Shared Decision Making
From the above review, it is clear that there is no one single treatment option for an individual experiencing hip or knee osteoarthritis. In fact there is a wide range of treatment options ranging from one extreme of self management to the other involving total hip and knee replacement. Research has shown that we could and should do better at informing and involving patients wherever possible. This principle is at the forefront of the governments White Paper ‘Liberating the NHS – no decision about me without me’. There is compelling evidence that patients who are active participants in managing their health and health care have better outcomes than patients who are passive recipients of care. There is still a tradition within the NHS in which clinicians are seen as the only competent decision makers, the expectation being that the clinician takes the clinical decision for rather than with their patient. Effective decision making is not yet the norm and many patients want more information and involvement in decisions about treatment, care or support than they currently experience. Shared decision making recognises a patient’s right to make decisions about their care, ensuring that they are fully informed about the options they face. To accomplish this, reliable evidence–based information on the likely benefits and harm of interventions or actions, including any uncertainties and risks needs to be provided, eliciting their preferences and supporting implementation. In doing this it should be recognised that both clinicians and patients are bringing expertise to the table in order to arrive at the most favourable course of action (Table 6).
|Clinician’s expertise||Patient’s expertise|
|Diagnosis||Experience of illness|
|Disease aetiology||Social circumstances|
|Prognosis||Attitude to risk|
Patient decision aids may take various forms, ranging from one page sheets that can be used as a basis of discussion within the consultation, through to more detailed leaflets and computer downloads. They differ from traditional patient information materials in that they are based on research evidence and are designed not just to inform patients, but to help them think about what the different options might mean for them and reach an informed preference. Typically they contain:
- A description of the conditions and symptoms
- The likely prognosis with and without treatment
- The treatment and self-management options and outcome probabilities
- What’s known from the evidence and not known
- Side effects or complications from treatment
- A means of helping patients clarify their preferences
- References and sources of further information.

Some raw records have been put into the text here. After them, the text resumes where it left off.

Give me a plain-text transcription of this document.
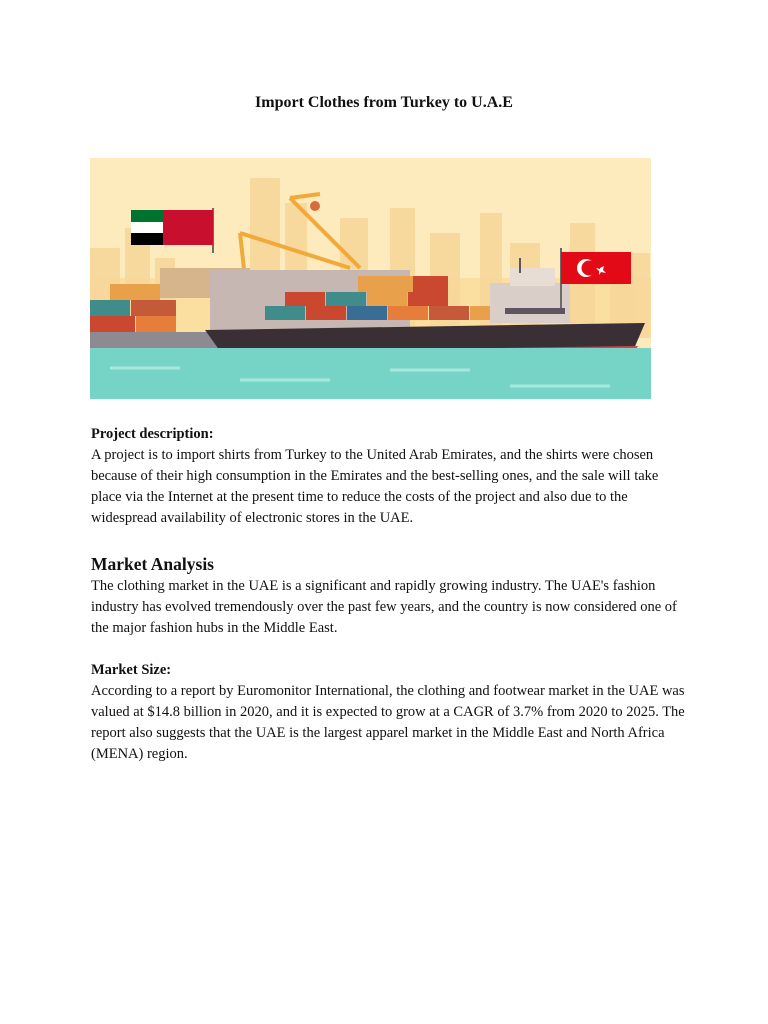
Import Clothes from Turkey to U.A.E

Project description:

A project is to import shirts from Turkey to the United Arab Emirates, and the shirts were chosen because of their high consumption in the Emirates and the best-selling ones, and the sale will take place via the Internet at the present time to reduce the costs of the project and also due to the widespread availability of electronic stores in the UAE.

Market Analysis

The clothing market in the UAE is a significant and rapidly growing industry. The UAE's fashion industry has evolved tremendously over the past few years, and the country is now considered one of the major fashion hubs in the Middle East.

Market Size:

According to a report by Euromonitor International, the clothing and footwear market in the UAE was valued at $14.8 billion in 2020, and it is expected to grow at a CAGR of 3.7% from 2020 to 2025. The report also suggests that the UAE is the largest apparel market in the Middle East and North Africa (MENA) region.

Although it is clear that patient's desire and value information about patient choices, it is difficult to embed clinical decision making into everyday practice. Commonly voiced objections include (Coulter A, Collins A 2011):
- ‘We already do it’ – Stevenson et al (2000) demonstrated that there was a gap between what the clinician had shared with the patient regarding the evidence, risks, benefits and alternative treatments and what the patient reported from the clinical encounter.
- ‘Patients don’t want it' – The Care Quality Commission’s National Patient Survey
(2010) showed that 48% of inpatients and 30% of primary care patients would have liked more involvement in decisions about their care.
- ‘Not appropriate for those with low health literacy’ – Well designed information and appropriate decision support material by trained staff has been shown to inform and engage patients with low health literacy (King et al 2011, O’Connor et al 2009) which makes them more active in their own health issues and less likely to defer to clinicians.
- ‘Patients will want inappropriate/expensive treatments’ – When decision aids have been trialled, weighing up the risks and benefits of treatment lead many patients to choose the least invasive therapy or for self management support. In a study of back pain patients with herniated discs more than 30% were less likely to choose surgery when fully informed (Deyo et al 2000).
- ‘No time to do it’ – Individual consultations may well take longer, but time spent engaging the patient in the decision may reduce the overall time spent with someone who is unsure or unhappy about a decision in which they were not involved (Bekker et al 2004)
- ‘It’s irrelevant and ineffective’ - evaluation of various forms of decision making show that it can lead to the following benefits:
- Improved knowledge and understanding
- More accurate risk perceptions
- Greater comfort with decisions
- More participation
- Fewer patients choosing major surgery
- Better treatment adherence
- Improved confidence and coping skills
- Improved health behaviours
- More appropriate service use
(Murray et al 2005, O’Connor et al 2009, Picker Institute Europe 2010)
‘There’s no incentive to do it’ – Those responsible for clinical pay and awards and for designing future tariffs and payment systems need to ensure that they provide incentives for organisations and clinicians to engage in shared decision making.